To get the 30 days down to 3 days, I let everyone have a say during a Zoom call, and when they were done explaining it to me, I asked, “Now, having said all that, what is the right thing to do?” And one person piped up and said, “Oh, that’s easy, if we could just go get this VP to approve having a lower-level resource then it would all be so simple.”
It wasn’t that they didn’t know the right thing to improve the process, it was that no one wanted to broach the conversation with Senior Leadership. And often Senior Leaders have inherited an approval process that they too are wondering why their signature is needed.
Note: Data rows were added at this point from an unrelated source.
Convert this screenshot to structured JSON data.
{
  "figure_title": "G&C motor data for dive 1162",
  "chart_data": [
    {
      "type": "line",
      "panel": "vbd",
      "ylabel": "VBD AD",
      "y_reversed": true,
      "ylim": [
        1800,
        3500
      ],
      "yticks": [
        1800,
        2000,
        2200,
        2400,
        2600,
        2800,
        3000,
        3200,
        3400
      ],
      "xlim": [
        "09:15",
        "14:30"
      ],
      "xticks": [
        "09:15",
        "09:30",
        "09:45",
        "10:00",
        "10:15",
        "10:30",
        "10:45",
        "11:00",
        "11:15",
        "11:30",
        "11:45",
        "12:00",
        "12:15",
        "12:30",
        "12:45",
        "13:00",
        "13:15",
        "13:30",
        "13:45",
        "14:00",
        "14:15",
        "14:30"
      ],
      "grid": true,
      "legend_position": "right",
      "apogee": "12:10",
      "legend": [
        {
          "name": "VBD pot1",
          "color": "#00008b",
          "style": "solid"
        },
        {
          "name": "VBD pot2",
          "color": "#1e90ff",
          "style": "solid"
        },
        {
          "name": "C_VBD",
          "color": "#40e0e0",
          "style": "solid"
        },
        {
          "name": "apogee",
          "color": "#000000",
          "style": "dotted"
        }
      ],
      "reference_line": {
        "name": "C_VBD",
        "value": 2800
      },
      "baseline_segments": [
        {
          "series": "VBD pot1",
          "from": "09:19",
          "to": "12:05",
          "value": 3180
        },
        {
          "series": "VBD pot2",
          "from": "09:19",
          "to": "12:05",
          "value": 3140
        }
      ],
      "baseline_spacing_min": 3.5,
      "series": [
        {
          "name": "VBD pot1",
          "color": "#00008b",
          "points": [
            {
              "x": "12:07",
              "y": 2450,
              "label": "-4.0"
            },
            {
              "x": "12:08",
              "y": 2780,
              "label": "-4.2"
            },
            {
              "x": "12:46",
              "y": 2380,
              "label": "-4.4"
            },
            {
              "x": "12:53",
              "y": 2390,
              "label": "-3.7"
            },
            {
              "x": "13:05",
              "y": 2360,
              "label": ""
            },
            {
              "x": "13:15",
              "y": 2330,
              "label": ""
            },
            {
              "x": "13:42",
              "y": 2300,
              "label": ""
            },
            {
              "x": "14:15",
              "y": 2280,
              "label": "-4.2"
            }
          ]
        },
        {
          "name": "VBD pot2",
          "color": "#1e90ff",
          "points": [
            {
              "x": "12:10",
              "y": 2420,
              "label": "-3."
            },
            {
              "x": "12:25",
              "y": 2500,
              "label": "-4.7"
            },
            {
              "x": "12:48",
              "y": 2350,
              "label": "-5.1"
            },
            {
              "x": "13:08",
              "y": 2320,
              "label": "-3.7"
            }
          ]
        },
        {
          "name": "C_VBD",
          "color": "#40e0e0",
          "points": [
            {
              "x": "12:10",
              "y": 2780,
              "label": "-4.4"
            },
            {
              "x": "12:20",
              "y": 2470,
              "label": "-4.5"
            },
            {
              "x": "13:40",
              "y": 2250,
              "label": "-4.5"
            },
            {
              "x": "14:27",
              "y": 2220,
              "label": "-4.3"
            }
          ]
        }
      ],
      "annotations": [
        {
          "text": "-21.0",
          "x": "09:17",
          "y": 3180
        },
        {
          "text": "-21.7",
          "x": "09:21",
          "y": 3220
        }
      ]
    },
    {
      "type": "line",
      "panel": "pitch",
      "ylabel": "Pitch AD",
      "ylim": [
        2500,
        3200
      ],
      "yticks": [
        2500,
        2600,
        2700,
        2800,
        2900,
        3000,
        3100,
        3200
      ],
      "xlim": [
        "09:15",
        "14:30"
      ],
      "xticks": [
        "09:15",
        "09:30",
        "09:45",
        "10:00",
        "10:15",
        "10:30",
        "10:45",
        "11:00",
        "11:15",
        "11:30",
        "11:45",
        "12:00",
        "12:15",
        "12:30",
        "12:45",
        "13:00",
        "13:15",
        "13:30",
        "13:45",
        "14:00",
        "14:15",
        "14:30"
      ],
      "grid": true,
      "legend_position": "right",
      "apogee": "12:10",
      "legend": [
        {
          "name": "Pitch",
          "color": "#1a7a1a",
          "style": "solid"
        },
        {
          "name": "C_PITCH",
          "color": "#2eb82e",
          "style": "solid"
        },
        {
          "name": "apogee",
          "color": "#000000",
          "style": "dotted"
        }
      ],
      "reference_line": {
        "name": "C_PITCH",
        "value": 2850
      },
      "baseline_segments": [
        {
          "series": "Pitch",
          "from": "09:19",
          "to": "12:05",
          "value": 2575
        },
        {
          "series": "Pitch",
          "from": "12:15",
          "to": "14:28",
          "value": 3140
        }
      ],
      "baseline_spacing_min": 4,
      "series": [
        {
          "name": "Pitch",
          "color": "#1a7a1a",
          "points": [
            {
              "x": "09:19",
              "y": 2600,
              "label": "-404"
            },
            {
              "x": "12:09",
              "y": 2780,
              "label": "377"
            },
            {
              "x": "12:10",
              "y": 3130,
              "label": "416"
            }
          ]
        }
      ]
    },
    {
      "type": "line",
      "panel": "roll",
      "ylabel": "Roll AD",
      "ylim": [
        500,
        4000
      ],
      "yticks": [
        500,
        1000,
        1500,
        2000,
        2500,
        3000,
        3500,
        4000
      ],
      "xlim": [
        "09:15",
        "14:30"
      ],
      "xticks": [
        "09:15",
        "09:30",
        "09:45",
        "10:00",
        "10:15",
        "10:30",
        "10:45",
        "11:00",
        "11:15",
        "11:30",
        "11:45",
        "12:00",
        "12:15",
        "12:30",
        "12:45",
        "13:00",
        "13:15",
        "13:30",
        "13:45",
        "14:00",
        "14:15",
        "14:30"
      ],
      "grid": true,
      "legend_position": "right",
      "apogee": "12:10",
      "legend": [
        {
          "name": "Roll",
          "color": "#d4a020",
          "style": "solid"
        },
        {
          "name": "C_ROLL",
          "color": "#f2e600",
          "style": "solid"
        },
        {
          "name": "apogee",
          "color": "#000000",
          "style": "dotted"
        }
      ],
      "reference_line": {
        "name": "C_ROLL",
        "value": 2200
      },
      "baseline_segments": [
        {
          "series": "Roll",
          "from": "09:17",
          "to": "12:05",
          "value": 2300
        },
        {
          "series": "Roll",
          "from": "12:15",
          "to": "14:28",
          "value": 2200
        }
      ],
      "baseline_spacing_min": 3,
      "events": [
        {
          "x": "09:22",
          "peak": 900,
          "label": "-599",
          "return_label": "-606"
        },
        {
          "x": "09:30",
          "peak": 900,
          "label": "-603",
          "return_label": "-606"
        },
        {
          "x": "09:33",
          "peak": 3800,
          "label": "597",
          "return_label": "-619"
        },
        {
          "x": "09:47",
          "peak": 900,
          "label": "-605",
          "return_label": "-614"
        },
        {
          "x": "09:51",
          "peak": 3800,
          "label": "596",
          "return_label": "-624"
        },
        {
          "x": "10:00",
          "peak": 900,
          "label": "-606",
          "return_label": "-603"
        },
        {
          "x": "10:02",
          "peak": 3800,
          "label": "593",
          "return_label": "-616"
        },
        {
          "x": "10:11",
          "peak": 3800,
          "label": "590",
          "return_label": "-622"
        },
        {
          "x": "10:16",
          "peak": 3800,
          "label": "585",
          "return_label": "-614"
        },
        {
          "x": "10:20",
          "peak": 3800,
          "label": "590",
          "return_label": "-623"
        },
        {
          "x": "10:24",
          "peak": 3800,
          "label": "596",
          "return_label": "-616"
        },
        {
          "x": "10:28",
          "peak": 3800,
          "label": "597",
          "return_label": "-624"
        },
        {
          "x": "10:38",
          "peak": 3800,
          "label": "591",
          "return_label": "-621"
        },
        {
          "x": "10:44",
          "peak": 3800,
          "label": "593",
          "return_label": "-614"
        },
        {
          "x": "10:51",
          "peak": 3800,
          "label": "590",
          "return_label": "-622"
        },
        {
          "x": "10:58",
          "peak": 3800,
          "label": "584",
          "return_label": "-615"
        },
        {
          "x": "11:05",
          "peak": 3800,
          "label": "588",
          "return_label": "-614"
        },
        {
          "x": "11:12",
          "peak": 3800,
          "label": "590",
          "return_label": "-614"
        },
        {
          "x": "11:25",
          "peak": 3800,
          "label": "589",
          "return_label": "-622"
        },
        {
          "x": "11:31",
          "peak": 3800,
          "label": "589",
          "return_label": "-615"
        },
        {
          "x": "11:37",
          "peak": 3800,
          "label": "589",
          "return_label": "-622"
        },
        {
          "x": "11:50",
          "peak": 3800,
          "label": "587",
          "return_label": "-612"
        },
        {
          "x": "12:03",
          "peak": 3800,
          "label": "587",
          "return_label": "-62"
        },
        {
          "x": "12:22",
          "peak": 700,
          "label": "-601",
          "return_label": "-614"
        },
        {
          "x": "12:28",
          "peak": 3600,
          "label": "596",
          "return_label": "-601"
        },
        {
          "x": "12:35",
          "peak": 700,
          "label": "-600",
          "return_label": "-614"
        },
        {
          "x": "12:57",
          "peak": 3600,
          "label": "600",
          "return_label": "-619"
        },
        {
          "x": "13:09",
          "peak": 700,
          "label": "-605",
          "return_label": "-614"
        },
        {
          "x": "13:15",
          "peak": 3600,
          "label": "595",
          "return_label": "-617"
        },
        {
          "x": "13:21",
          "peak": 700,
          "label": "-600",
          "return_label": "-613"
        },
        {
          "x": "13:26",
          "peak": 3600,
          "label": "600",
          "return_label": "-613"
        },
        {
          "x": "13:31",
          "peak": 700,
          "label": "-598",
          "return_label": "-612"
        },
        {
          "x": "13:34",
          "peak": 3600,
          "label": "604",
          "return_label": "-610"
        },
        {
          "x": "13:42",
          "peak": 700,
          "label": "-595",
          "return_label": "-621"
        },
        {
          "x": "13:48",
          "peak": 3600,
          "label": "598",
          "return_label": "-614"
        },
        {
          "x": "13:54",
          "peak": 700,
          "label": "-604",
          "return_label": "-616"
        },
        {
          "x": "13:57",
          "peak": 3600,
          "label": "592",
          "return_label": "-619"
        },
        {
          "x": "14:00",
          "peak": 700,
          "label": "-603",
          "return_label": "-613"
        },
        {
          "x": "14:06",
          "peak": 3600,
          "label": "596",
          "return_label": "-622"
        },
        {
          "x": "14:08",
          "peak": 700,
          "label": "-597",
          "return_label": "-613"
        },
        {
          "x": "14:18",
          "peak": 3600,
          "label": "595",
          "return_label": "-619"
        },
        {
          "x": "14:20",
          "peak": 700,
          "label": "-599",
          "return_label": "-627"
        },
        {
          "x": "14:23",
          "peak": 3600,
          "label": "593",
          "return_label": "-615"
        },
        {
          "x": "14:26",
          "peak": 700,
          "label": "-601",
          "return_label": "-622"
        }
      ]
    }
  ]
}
I was happy to go negotiate that improvement. After that, tools could be improved and people would be trained in the new streamlined process. This resulted in a win/win for all engaged in the old process. And it gave back 50% more productivity to those resources, which they could then use to focus on better outcomes for their customers.
You are probably thinking, what about the risks? And yes, you must document the risks, and have a way to identify and measure them. Risk mitigation can be measured via an FMEA or other analytical tools.
Question 2: When this change is implemented, will it break anything else?
Much like the Hippocratic Oath, you want to ensure your process change doesn’t harm any other existing, well running process. So how do you do that safely, effectively, and efficiently? Do you have your contact center process in a visual map?
Often documenting the contact center process, and seeing how the hand-offs between teams or between contact engagement types are not clearly documented. Or how they were once documented, but not kept up. It might be time to ensure you have an up-to-date process map.
Once you have the current state process map, and the future state process map (what change you think will work), it’s time to have an unhappy path discussion.
So, what is an unhappy path? It is the team (contact center agents, managers, leads, data, etc.) sitting around the process map discussing and documenting the potential failure points and trying to preemptively find mitigation plans.
Real World Example
Once upon a time I worked in a contact center that was email and chat based, and the happy path assumption was that no one would ever want to call in to get help. However, customers wanted to call in when they felt they weren’t getting quick enough responses from the email/chat lines open to them.
That is an unhappy path. The process was designed to work via email and chat, but when the customer needs weren’t being met by the process, the customer created a path that met their needs. If we had had an unhappy path discussion, we could have avoided those customers' painful experiences.
We quickly put in place a phone queue and the customer calls were handled. It was not optimum yet, but it solved a pain point quickly.
Was the problem fixed at the root? No, because the real issue is that the Customers felt like the response time via email and chat wasn’t fast enough,and it left the customer feeling alone and unsupported in the process.
To find the real root cause of the issue before it happens, focus on an unhappy path discussion with the team. Document the discussion and find ways to identify when the unhappy paths are occurring.
Remember, the goal here is to make sure that the positive change you are implementing in the contact center is sticky. For this, you will need to have a data-based view into the changes and a clear understanding of how this change may impact the customer journey.